Ida : mémoire de la Pologne

Critique
de Pawel Pawlikowski
82 minutes 2014

Dans la Pologne de 1962, la jeune Ida va prononcer ses voeux pour entrer dans les ordres.  Mais avant cela, elle doit rencontrer sa tante Wanda, seule rescapée d'une famille décimée pendant la guerre. Celle-ci va permettre à Ida de lever le voile à la fois sur son histoire personnelle et sur celle d'une nation polonaise doublement meurtrie, par l'occupation nazie puis par le joug soviétique.
A travers ce "road trip" à deux, le film de Pawel Pawlikowski mêle récit initiatique et réflexion mémorielle. Côté récit initiatique, le parcours d'Ida rappelle celui des héros de romans picaresques, qui se découvrent en même temps qu'ils découvrent le monde. Côté réflexion mémorielle, la confrontation entre Ida et Wanda permet de nouer le dialogue entre deux générations, celle qui a connu la guerre et la prise du pouvoir soviétique, et celle qui hérite de cette histoire qu'elle n'a pas vécu.

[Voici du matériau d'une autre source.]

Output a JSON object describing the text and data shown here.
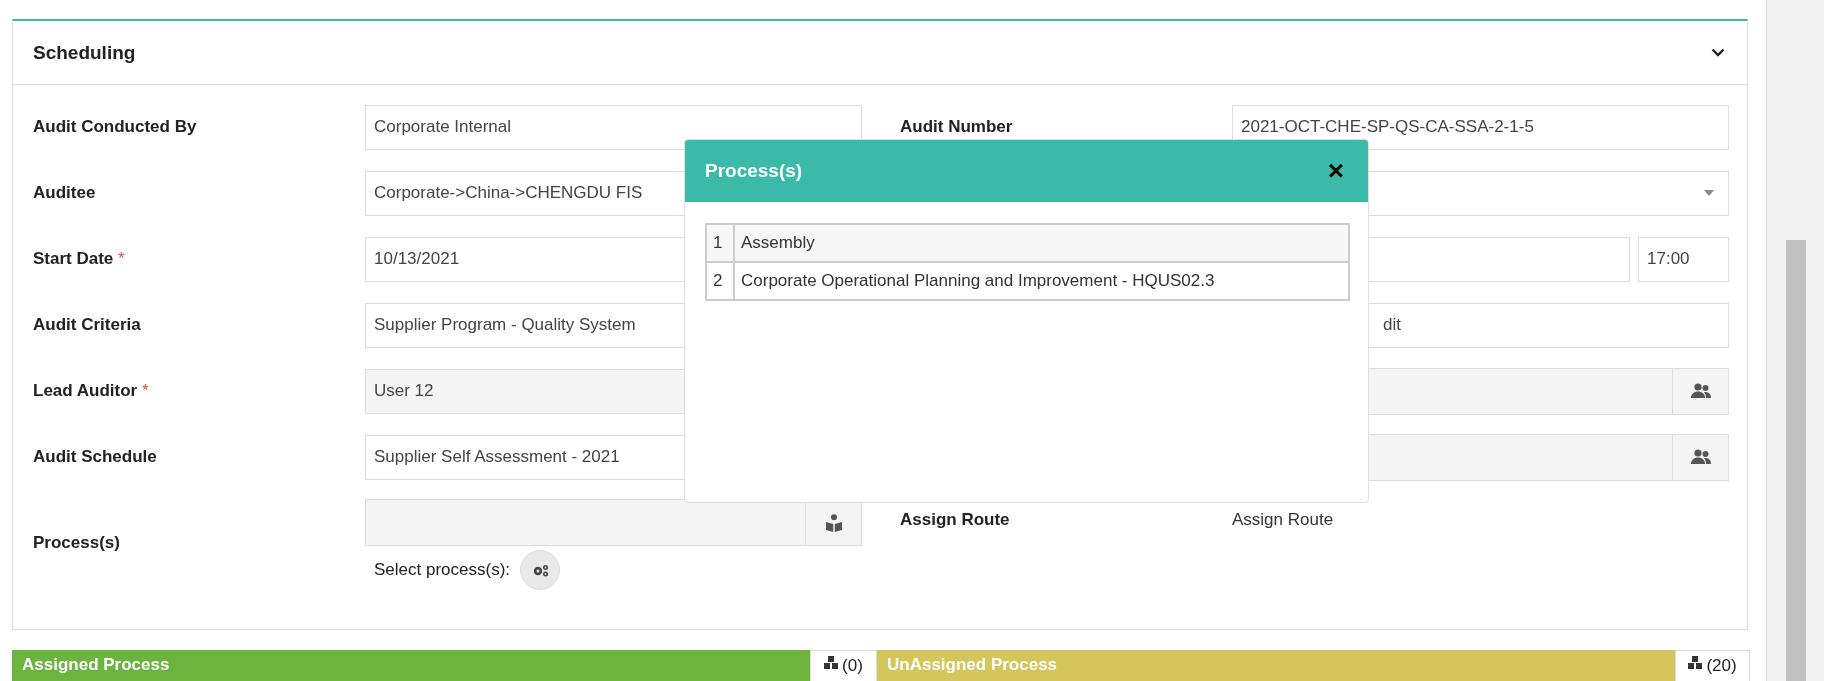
{
  "panel": {
    "title": "Scheduling",
    "expanded": true
  },
  "rows": [
    {
      "left": {
        "label": "Audit Conducted By",
        "kind": "text",
        "value": "Corporate Internal"
      },
      "right": {
        "label": "Audit Number",
        "kind": "text",
        "value": "2021-OCT-CHE-SP-QS-CA-SSA-2-1-5"
      }
    },
    {
      "left": {
        "label": "Auditee",
        "kind": "text",
        "value": "Corporate->China->CHENGDU FIS"
      },
      "right": {
        "kind": "select"
      }
    },
    {
      "left": {
        "label": "Start Date",
        "required_mark": "*",
        "kind": "text",
        "value": "10/13/2021"
      },
      "right": {
        "kind": "datetime",
        "time": "17:00"
      }
    },
    {
      "left": {
        "label": "Audit Criteria",
        "kind": "text",
        "value": "Supplier Program - Quality System"
      },
      "right": {
        "kind": "text",
        "value": "dit"
      }
    },
    {
      "left": {
        "label": "Lead Auditor",
        "required_mark": "*",
        "kind": "readonly",
        "value": "User 12"
      },
      "right": {
        "kind": "user_lookup"
      }
    },
    {
      "left": {
        "label": "Audit Schedule",
        "kind": "text",
        "value": "Supplier Self Assessment - 2021"
      },
      "right": {
        "kind": "user_lookup"
      }
    },
    {
      "left": {
        "label": "Process(s)",
        "kind": "process_lookup",
        "select_label": "Select process(s):"
      },
      "right": {
        "label": "Assign Route",
        "kind": "static",
        "value": "Assign Route"
      }
    }
  ],
  "modal": {
    "title": "Process(s)",
    "close": "×",
    "rows": [
      {
        "index": "1",
        "name": "Assembly"
      },
      {
        "index": "2",
        "name": "Corporate Operational Planning and Improvement - HQUS02.3"
      }
    ]
  },
  "process_bars": [
    {
      "title": "Assigned Process",
      "count": "(0)",
      "color": "#6db33f"
    },
    {
      "title": "UnAssigned Process",
      "count": "(20)",
      "color": "#d4c65a"
    }
  ]
}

Il fallait un personnage vierge comme Ida, à la frontière entre l'innocence de l'enfant et la sagesse de l'adulte, pour incarner le destin de la Pologne à l'orée des années 60. A cet égard, Ida est un film de mémoire plutôt que d'histoire : on trouve dans les non-dits et les secrets esquissés par le film les fondations d'un pays qui a perdu son identité, et qui n'assume plus son passé. Ce retour sur le désastre de la Seconde Guerre mondiale en Pologne à travers des destins individuels soulève également la question de l'identité. Alors que le pays a été deux fois soumis à des gouvernements étrangers qui ont imposé leurs idées (acceptées ou pas par les personnages), la question de savoir qui l'on est par rapport à sa nation se pose. Les deux femmes apparaissent comme des marginales, exclues de la société parce qu'elles sont juives d'abord, mais aussi pour Wanda parce que le vent politique a tourné. A quel moment cesse-t-on d'être considéré comme un membre de la société et pour quels motifs ? Cette question fait écho à la situation du réalisateur lui-même, né en 1957, qui a quitté enfant la Pologne de l'ère communiste pour y revenir adulte, et y poser un regard rétrospectif.
Si le film fonctionne aussi bien, c'est aussi par son approche délicate des figures féminines. Le philosophe Emmanuel Levinas parlait du visage d'autrui comme d'un motif d'élan vers l'autre, comme le principal médium pour comprendre l'invisible. C'est précisemment cela que les gros plans de Pawlikowski nous donnent à voir. Plutôt qu'une narration explicative, c'est sur les visages que l'on devine les motivations, les résolutions ou le désespoir des personnages. L'approche physique du film permet de déjouer ainsi l'écueil des phrases toutes faites, ou des schémas rebattus du scénario pour laisser place à l'imagination, et à l'empathie du spectateur.